My daughter and I have the same phrase that we repeat often: "I'm sorry, I can't hear you." It took my awhile to really unpack why we felt the need to apologize since we are both hard of hearing/deaf. My daughter has failed every hearing test performed on her left ear since the day she was born. She has mixed hearing loss. My family is probably a lot like your family. We don't find out about shit about each other until something impactful happens. Becoming Addison's mother and self-educating about the best ways to mother a child who is hard of hearing/deaf led me to identify my own disability. "Oh yeah, Jazz. Your Great Grandma and your Aunt had progressive hearing loss. You had bad ear infections on the left as a kid too," my mom explained as though this wasn't valuable information to have known in my teen years or before.
I made an appointment with an audiologist. I was stunned when both the hearing tech and the doctor explained that I had a deformity in my left ear, that my inner ear was really damaged and not testing within normal range. "You could wear a hearing aid and that would help, but at this point it looks like you'd learned to navigate without that side hearing really well," the doctor shrugged. "I'm more than happy to give you a device if you'd like, it'll definitely make you look disabled, though." I couldn't hear much on my left side around 57 decibels and difficulty increased depending on ambient noise, how far away someone was, and the tone of someone's voice. The tests showed anatomical conductive issues (my ear canal and ear drum) combined with sensorineural hearing loss. The diagnosis helped me make sense of my anxiety. I'd spent years compensating and not realizing it. The hearing loss was so much a part of my life that I never noticed how I watched folks lips when they spoke, that I'd turn to the right side to hear better, or that I felt highly overstimulated often because I would focus so hard to hear and understand what was happening around me. Even now I have insecurity about calling myself a member of the hard of hearing/deaf community because I compensate so well. The amount of physical and mental energy I exert to compensate is very draining. Often, when I tell folks about my disability, the only time I receive accommodation is when I refuse to compensate for my disability and make it utterly apparent that I am unable to hear. The ableist gaze and relinquishing my own resiliency is often required in order to be treated with dignity as someone with an auditory disability.

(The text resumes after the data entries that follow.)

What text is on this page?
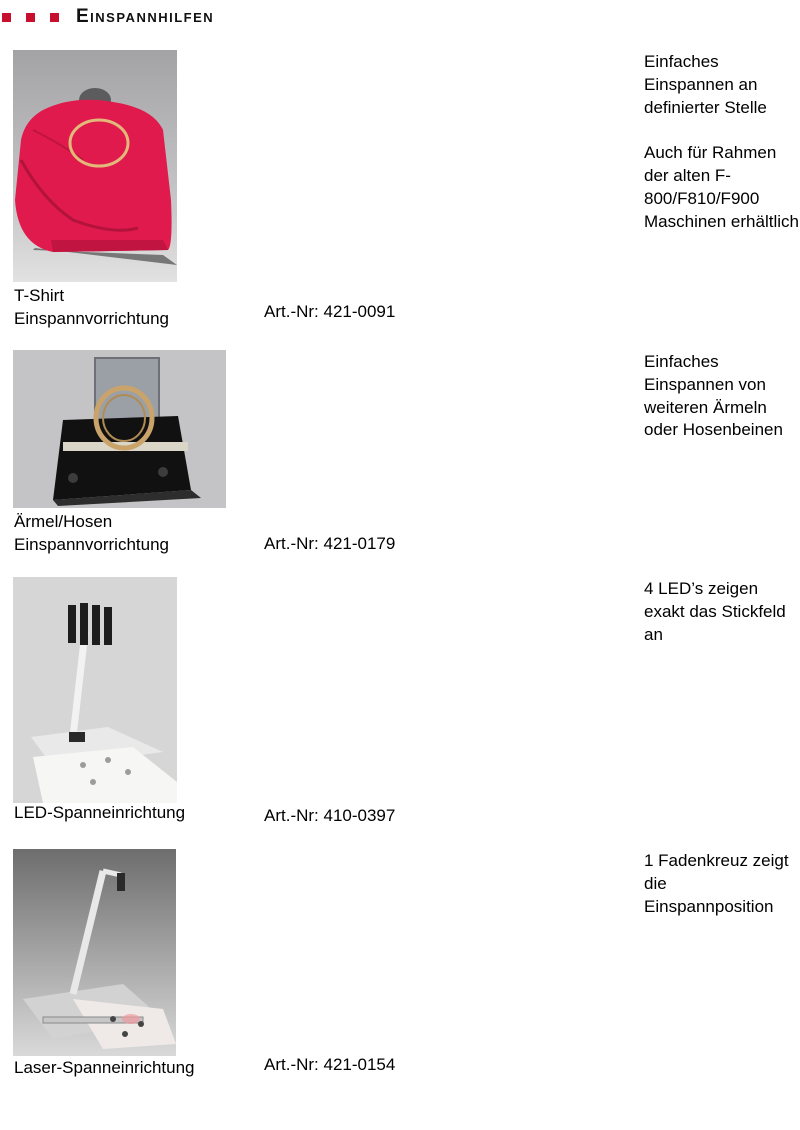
Einspannhilfen
T-Shirt
Einspannvorrichtung	Art.-Nr: 421-0091
Einfaches Einspannen an definierter Stelle

Auch für Rahmen der alten F-800/F810/F900 Maschinen erhältlich
Ärmel/Hosen
Einspannvorrichtung	Art.-Nr: 421-0179
Einfaches Einspannen von weiteren Ärmeln oder Hosenbeinen
LED-Spanneinrichtung	Art.-Nr: 410-0397
4 LED’s zeigen exakt das Stickfeld an
Laser-Spanneinrichtung	Art.-Nr: 421-0154
1 Fadenkreuz zeigt die Einspannposition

For the Black queer woman with a disability (me), the compound oppression makes navigating through the world very difficult, and often means that folks either refuse to engage in building accessibility in mind or I receive pity and am treated without dignity. The strong Black woman trope often comes into play with how folk interact with me once they find out I am disabled: "wow, I would have never been able to tell that you are hard of hearing/deaf." The progressive movement spaces have been some of the worst enactors of harm around my experience with disability. I've witnessed very few conversations about the progressive reflex to engage in the politics of rescue. My personal traumas around my experience with disability convicted me to interrogate the ways in which I also engage in rescue politics and require the other to be a subject of pity rather than dignity.

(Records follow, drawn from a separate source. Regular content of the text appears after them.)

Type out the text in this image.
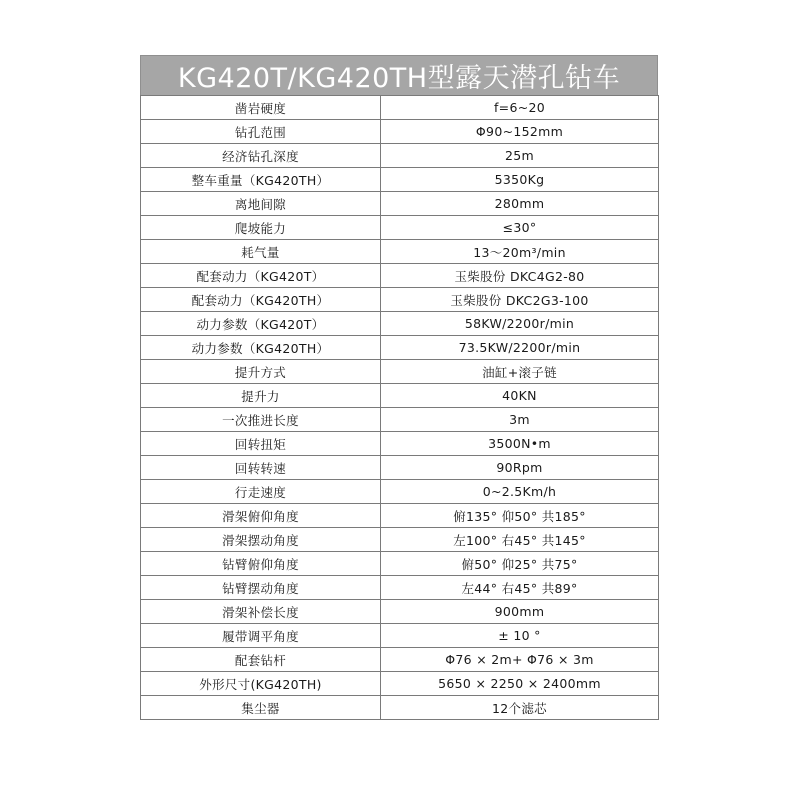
KG420T/KG420TH型露天潜孔钻车
凿岩硬度	f=6~20
钻孔范围	Φ90~152mm
经济钻孔深度	25m
整车重量（KG420TH）	5350Kg
离地间隙	280mm
爬坡能力	≤30°
耗气量	13～20m³/min
配套动力（KG420T）	玉柴股份 DKC4G2-80
配套动力（KG420TH）	玉柴股份 DKC2G3-100
动力参数（KG420T）	58KW/2200r/min
动力参数（KG420TH）	73.5KW/2200r/min
提升方式	油缸+滚子链
提升力	40KN
一次推进长度	3m
回转扭矩	3500N•m
回转转速	90Rpm
行走速度	0~2.5Km/h
滑架俯仰角度	俯135° 仰50° 共185°
滑架摆动角度	左100° 右45° 共145°
钻臂俯仰角度	俯50° 仰25° 共75°
钻臂摆动角度	左44° 右45° 共89°
滑架补偿长度	900mm
履带调平角度	± 10 °
配套钻杆	Φ76 × 2m+ Φ76 × 3m
外形尺寸(KG420TH)	5650 × 2250 × 2400mm
集尘器	12个滤芯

Part of the power I've been intentional about cultivating in my daughter, Addison, centers on her vulnerability. Her hearing loss makes her vulnerable in a world that prioritizes the needs of those without auditory and other disabilities. That same vulnerability evokes emotional responses from folks who come into contact with Addison, even more so because she is read as Black. I've explained and modeled to Addison that she should not trust those who do not treat her with respect and require her to be a subject of their pity. Their behavior is about their need to feel good (power) than it is about truly understand Addison's abilities. I model and teach Addison that she should invest in those who shift their power to her and work to change the conditions that keep her from access. I teach her that she has an unequal relationship to many people not because she is any more vulnerable or disempowered naturally, but because those who have the power hoard the power. They are greedy and do not have the skills to create identities outside of their unearned power. I teach her this, because I want (more than anything) for her to externalize the narratives about people with disabilities that I have internalized. I've spent too many hours of my life feel utterly devastated that I couldn't will my physical abilities beyond what they were. I've vacillated between having to make my disability super obvious, and feel undignified as a result, or completely hide it in order to be treated with respect and care. I've had to challenge the reflex to model victimhood while also holding in tension the ways in which social interactions with the ableist gaze do victimize me.

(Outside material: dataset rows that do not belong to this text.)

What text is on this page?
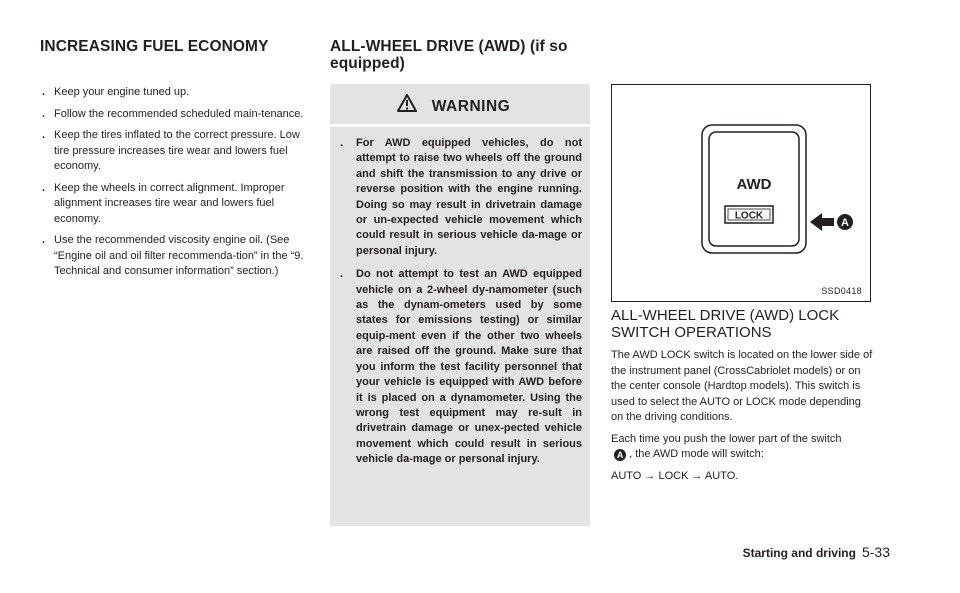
INCREASING FUEL ECONOMY
. Keep your engine tuned up.
. Follow the recommended scheduled main-tenance.
. Keep the tires inflated to the correct pressure. Low tire pressure increases tire wear and lowers fuel economy.
. Keep the wheels in correct alignment. Improper alignment increases tire wear and lowers fuel economy.
. Use the recommended viscosity engine oil. (See “Engine oil and oil filter recommenda-tion” in the “9. Technical and consumer information” section.)
ALL-WHEEL DRIVE (AWD) (if so equipped)
WARNING
. For AWD equipped vehicles, do not attempt to raise two wheels off the ground and shift the transmission to any drive or reverse position with the engine running. Doing so may result in drivetrain damage or un-expected vehicle movement which could result in serious vehicle da-mage or personal injury.
. Do not attempt to test an AWD equipped vehicle on a 2-wheel dy-namometer (such as the dynam-ometers used by some states for emissions testing) or similar equip-ment even if the other two wheels are raised off the ground. Make sure that you inform the test facility personnel that your vehicle is equipped with AWD before it is placed on a dynamometer. Using the wrong test equipment may re-sult in drivetrain damage or unex-pected vehicle movement which could result in serious vehicle da-mage or personal injury.
AWD
LOCK
A
SSD0418
ALL-WHEEL DRIVE (AWD) LOCK SWITCH OPERATIONS

The AWD LOCK switch is located on the lower side of the instrument panel (CrossCabriolet models) or on the center console (Hardtop models). This switch is used to select the AUTO or LOCK mode depending on the driving conditions.

Each time you push the lower part of the switch
A , the AWD mode will switch:

AUTO → LOCK → AUTO.

Starting and driving 5-33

"The biggest problem that we, the disabled have is that you, the able bodied, are only comfortable when you see us as icons of pity." - Nabil Shaban, disability rights activist
Questions to ask yourself as you work to interrogate your ableism:
- Are there parts of my life and interactions with others with disabilities that have been designed for their dependence on me?
- What sort of unspoken social arrangements to I engage in that help me maintain positional power over others with disabilities?
- Have I created models of interaction that dehumanize those with disabilities?
- Disabilities are not fixed. Often accommodation needs change depending on the environment and circumstances. Do I take time to ask the disabled person what they need today, in this moment, to have equitable access to what we are doing.
- Do I actively challenge my internalized beliefs informed by oppression and frame new narratives about people with disabilities.
- Do I risk making mistakes and make myself vulnerable to not "being perfect" which is a form of ableist anxiety.